Pensioni: da Poste Italiane nuove modalità di pagamentoPensioni: da Poste Italiane nuove modalità di pagamento
Pensioni: da Poste Italiane nuove modalità di pagamentoPensioni: da Poste Italiane nuove modalità di pagamento

26/03/2020

Poste adotta nuove modalità di pagamento delle pensioni, con un carattere precauzionale, introdotte con l'obiettivo prioritario di garantire la tutela della salute dei lavoratori e dei pensionati.

Le pensioni del mese di aprile verranno accreditate il 26 marzo per i titolari di un libretto di risparmio, di un conto BancoPosta o di una Postepay Evolution. I titolari di carta Postamat, Carta Libretto o di Postepay Evolution potranno prelevare i contanti da oltre 7.000 Postamat, senza bisogno di recarsi all'ufficio postale.

Chi invece non può evitare di ritirare la pensione in contanti, dovrà presentarsi all'ufficio postale rispettando la turnazione alfabetica, secondo la seguente ripartizione di cognomi:

  • giovedì 26 marzo dalla A alla B
  • venerdì 27 marzo dalla C alla D
  • sabato mattina 28 marzo dalla E alla K
  • lunedì 30 marzo dalla L alla O
  • martedì 31 marzo dalla P alla R
  • mercoledì 1 aprile dalla S alla Z

Per la mensilità di maggio il ritiro sarà previsto dal 27 al 30 aprile e per la mensilità di giugno dal 26 al 30 maggio. A breve Poste Italiane definirà il nuovo calendario delle convocazioni.

Nel caso in cui a riscuotere non sia il titolare della prestazione, ma un suo delegato regolarmente autorizzato, per individuare il giorno di pagamento, questi dovrà comunque fare riferimento al cognome del titolare.

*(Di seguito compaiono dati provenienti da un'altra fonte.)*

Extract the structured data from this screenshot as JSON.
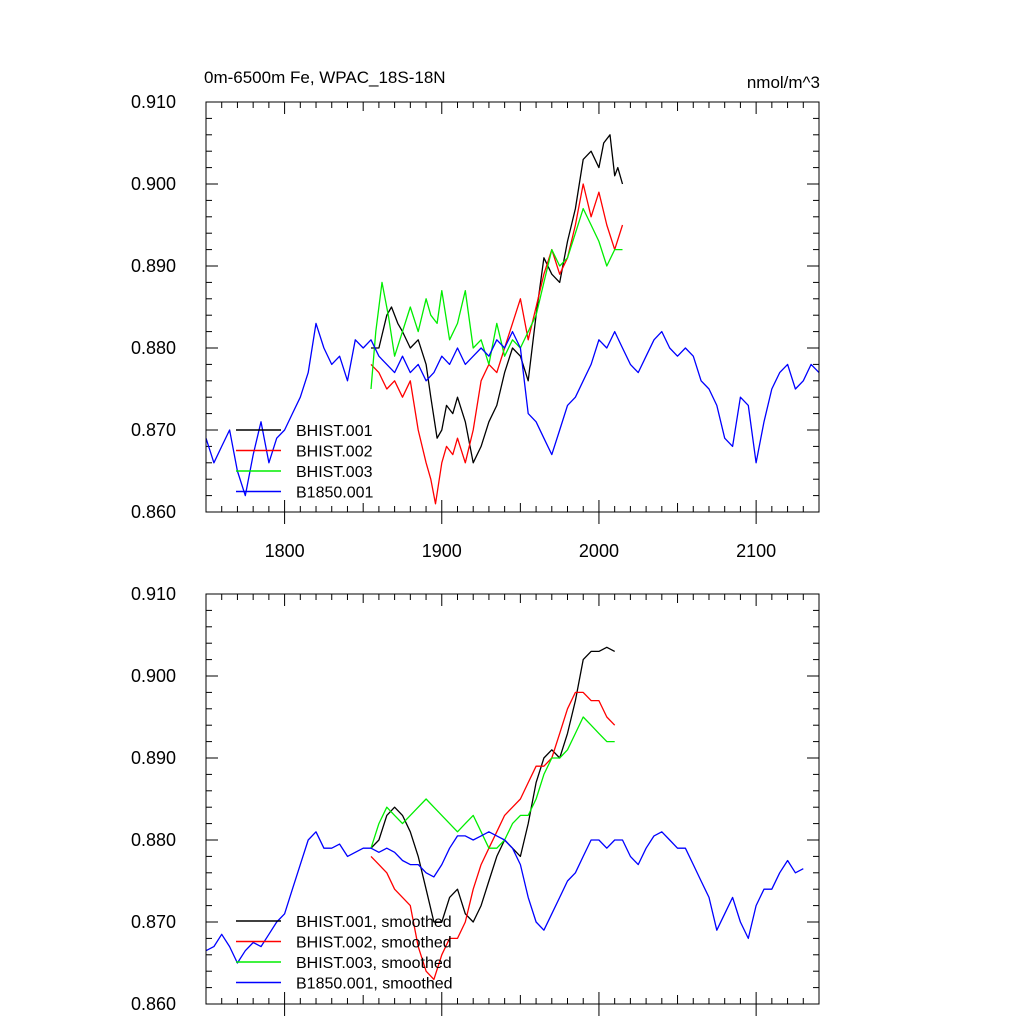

Il pagamento in contanti o su libretto di risparmio postale resterà a disposizione per la riscossione per 60 giorni a partire dal primo giorno bancabile del mese di riferimento. La rata di aprile sarà quindi incassabile fino al 30 maggio prossimo.

L'Inps specifica inoltre che, trattandosi esclusivamente di una anticipazione del pagamento, il diritto al rateo di pensione si matura comunque il primo giorno del mese. Di conseguenza, nel caso in cui dopo l'incasso la somma dovesse risultare non dovuta, ad esempio per sopraggiunto decesso del titolare, verrà richiesta la restituzione da parte dell'Istituto.